Today, CET remains the only theatre company in Iowa that is purposely inclusive of people with disabilities. It has as many as 60 members at any given time. The acting company performs several times throughout the year in its own shows, at city events and at fundraisers for other organizations. The performances vary between longer plays and short one-acts, but all of the material is original and written by company members. The company has also expanded beyond acting to form a dance company and a men’s choir. They receive all of their funding from tickets and individual donations.
While the mission of the company is inclusivity, members are quick to point out that their productions don’t focus on disabilities. Board president Mary Vasey explained, “I like the fact that we are inclusive, but when we are into doing a play we don’t think about disabilities.”
They draw from a variety of subjects to produce plays that are relaxing, fun and creative. For example, their upcoming Trubblesume Tymes at the Faire is a farce set in Elizabethan times. Co-writer Kalvin Goodlaxon said that he likes writing for the company because, “I can [put] my knowledge to use for the plays in order to make my area of interest … what I like to do.”

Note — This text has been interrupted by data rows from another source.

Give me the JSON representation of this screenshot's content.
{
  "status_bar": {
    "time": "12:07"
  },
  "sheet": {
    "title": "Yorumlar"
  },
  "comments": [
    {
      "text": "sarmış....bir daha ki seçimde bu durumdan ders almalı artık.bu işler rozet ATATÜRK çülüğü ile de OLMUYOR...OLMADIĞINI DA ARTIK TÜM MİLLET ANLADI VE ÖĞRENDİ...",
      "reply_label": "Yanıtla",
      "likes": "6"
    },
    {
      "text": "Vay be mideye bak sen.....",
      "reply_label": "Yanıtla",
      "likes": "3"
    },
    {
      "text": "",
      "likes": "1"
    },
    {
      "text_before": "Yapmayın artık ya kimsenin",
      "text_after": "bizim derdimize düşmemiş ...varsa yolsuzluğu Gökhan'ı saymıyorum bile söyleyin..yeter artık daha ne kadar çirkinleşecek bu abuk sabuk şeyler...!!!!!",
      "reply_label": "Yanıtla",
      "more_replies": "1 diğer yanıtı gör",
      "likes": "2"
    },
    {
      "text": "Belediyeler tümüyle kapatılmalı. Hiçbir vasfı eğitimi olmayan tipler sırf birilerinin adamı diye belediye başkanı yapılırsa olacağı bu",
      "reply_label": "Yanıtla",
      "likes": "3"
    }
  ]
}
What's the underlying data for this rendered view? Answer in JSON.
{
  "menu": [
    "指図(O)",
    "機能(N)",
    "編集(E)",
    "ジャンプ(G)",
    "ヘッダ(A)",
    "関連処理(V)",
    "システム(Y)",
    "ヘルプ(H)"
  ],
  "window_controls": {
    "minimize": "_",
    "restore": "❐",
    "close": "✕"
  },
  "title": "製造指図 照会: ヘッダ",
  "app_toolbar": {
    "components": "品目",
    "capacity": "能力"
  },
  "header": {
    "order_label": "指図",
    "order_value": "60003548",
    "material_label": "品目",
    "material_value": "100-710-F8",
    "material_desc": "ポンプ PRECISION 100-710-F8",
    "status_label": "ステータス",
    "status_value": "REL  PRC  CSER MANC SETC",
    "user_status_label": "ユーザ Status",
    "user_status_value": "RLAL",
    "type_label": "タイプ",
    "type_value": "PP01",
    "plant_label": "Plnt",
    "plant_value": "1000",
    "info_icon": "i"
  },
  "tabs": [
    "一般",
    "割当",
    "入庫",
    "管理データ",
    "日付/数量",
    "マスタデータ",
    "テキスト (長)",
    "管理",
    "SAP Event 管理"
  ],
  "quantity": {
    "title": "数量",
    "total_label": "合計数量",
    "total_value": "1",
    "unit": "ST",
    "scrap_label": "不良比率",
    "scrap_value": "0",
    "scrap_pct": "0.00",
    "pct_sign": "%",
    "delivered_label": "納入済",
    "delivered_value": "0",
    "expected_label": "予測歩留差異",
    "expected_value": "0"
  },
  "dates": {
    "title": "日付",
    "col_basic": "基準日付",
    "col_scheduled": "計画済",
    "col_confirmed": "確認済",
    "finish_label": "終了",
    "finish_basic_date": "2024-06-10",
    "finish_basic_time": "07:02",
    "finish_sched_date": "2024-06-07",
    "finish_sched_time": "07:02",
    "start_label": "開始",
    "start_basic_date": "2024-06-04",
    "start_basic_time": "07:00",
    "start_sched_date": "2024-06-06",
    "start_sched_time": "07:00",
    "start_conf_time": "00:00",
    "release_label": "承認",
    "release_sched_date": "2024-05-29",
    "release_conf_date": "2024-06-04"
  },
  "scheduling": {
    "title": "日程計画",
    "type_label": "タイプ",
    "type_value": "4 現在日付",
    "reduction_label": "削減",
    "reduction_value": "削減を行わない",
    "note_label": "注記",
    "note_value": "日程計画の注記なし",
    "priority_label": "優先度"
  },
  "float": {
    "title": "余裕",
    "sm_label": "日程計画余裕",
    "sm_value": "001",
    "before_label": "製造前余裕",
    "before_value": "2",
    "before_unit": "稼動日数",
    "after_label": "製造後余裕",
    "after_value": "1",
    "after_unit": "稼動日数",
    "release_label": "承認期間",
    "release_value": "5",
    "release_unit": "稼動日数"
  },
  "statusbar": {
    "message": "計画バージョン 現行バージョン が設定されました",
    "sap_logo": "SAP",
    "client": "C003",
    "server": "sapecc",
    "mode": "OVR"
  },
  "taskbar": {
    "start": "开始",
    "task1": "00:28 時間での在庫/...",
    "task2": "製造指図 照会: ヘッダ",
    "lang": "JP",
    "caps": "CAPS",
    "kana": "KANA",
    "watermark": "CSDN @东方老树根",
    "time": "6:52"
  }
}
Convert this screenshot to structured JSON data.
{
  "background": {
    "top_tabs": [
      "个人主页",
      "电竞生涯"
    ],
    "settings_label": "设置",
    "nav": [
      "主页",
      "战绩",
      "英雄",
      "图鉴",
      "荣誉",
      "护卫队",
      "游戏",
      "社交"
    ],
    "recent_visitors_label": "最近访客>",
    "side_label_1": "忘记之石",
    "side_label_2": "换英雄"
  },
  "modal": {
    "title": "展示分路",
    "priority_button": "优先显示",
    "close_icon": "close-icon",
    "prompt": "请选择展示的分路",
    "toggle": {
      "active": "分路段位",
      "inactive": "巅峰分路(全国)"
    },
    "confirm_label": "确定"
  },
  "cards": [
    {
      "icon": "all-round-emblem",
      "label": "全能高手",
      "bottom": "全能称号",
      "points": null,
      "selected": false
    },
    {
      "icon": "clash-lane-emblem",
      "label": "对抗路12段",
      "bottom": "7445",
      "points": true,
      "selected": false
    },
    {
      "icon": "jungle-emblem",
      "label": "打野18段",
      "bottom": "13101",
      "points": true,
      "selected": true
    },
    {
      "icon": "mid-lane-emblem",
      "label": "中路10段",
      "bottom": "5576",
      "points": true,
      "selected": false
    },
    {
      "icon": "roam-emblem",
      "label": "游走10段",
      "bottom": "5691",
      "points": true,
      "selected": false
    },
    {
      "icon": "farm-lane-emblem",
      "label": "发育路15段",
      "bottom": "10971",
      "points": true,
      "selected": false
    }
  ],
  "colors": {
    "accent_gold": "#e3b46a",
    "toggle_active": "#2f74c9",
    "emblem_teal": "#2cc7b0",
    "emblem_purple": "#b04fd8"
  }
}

Board member Rip Russell acts in CET productions in addition to his work at other theatre companies (most recently The Price at Old Creamery Theatre). “CET is no different than other theatres in the fact that we are telling a story through action, spoken word and movement,” explained Russell. “However, CET utilizes actors who may or may not have all of those traditional tools at their disposal, so the means by which they communicate the story can be wildly inventive and wonderful!”
It is this discovery of personal expression that members often cite as their favorite part of being involved with CET.
“I really like seeing people start to blossom as they perform, and feel good about their performance,” said Vasey.
Shulman Hillel director Jerry Sorokin has been performing in CET with his teen daughter Phoebe for several years and offers the Hillel building for use as rehearsal space.
“I think [CET is] one of the real points of pride that this community ought to show off,” said Sorokin. “That people coming from all these different backgrounds are working together to create art in a way that is entertaining, meaningful and from the heart in a sense that nobody has anything great to gain from this. This is genuinely art for art’s sake.”
The opportunity to create art is so meaningful for its members that one actor and his family moved from Vermont to Iowa City to participate in the company.
Like other Iowa City theatres, CET does not have a permanent rehearsal or performance space. They rehearse in a variety of places around town, including Shulman Hillel and Uptown Bill’s. Shlapkohl feels that this can make it hard for the community to identify the theatre as its own entity. “You feel like a raven borrowing someone’s nest all the time,” he said. But their space issues might be resolved in the near future: Recently, CET and Dreamwell Theatre announced that they are working together to find a permanent space.
CET faces additional challenges. Transportation, in particular, is difficult when members have a variety of driving abilities and living situations.
“Group homes have shifting staff, so the person who used to transport a cast member to rehearsals might no longer be there,” explained Schlapkohl. “Cast members might not be able to advocate for themselves to say they are in our group.”
Schlapkohl would like to see CET continue to grow in new areas. She wants to start a puppetry workshop, as well as a mime company for nonverbal members.
Ultimately, Schlapkohl’s dream is that CET will become a professional company, one where they can pay members for their time creating a show and hire local actors as job coaches. She realizes that this is a lot to ask in a town where paid opportunities are limited for actors, but she believes in the legitimacy of acting as a profession.
“Why not pay someone to do something as a community service, and pay them like they do at Goodwill?” she asked. “Why not pay someone to be an actor? Why can’t that be valid?”
Other theatre companies, like Interact in Minneapolis, have successfully achieved a model that allows actors with disabilities to be paid for their work. As CET grows, Schlapkohl hopes there will come a day when company members will respond to the question, “What do you do?” with the answer, “I am an artist.”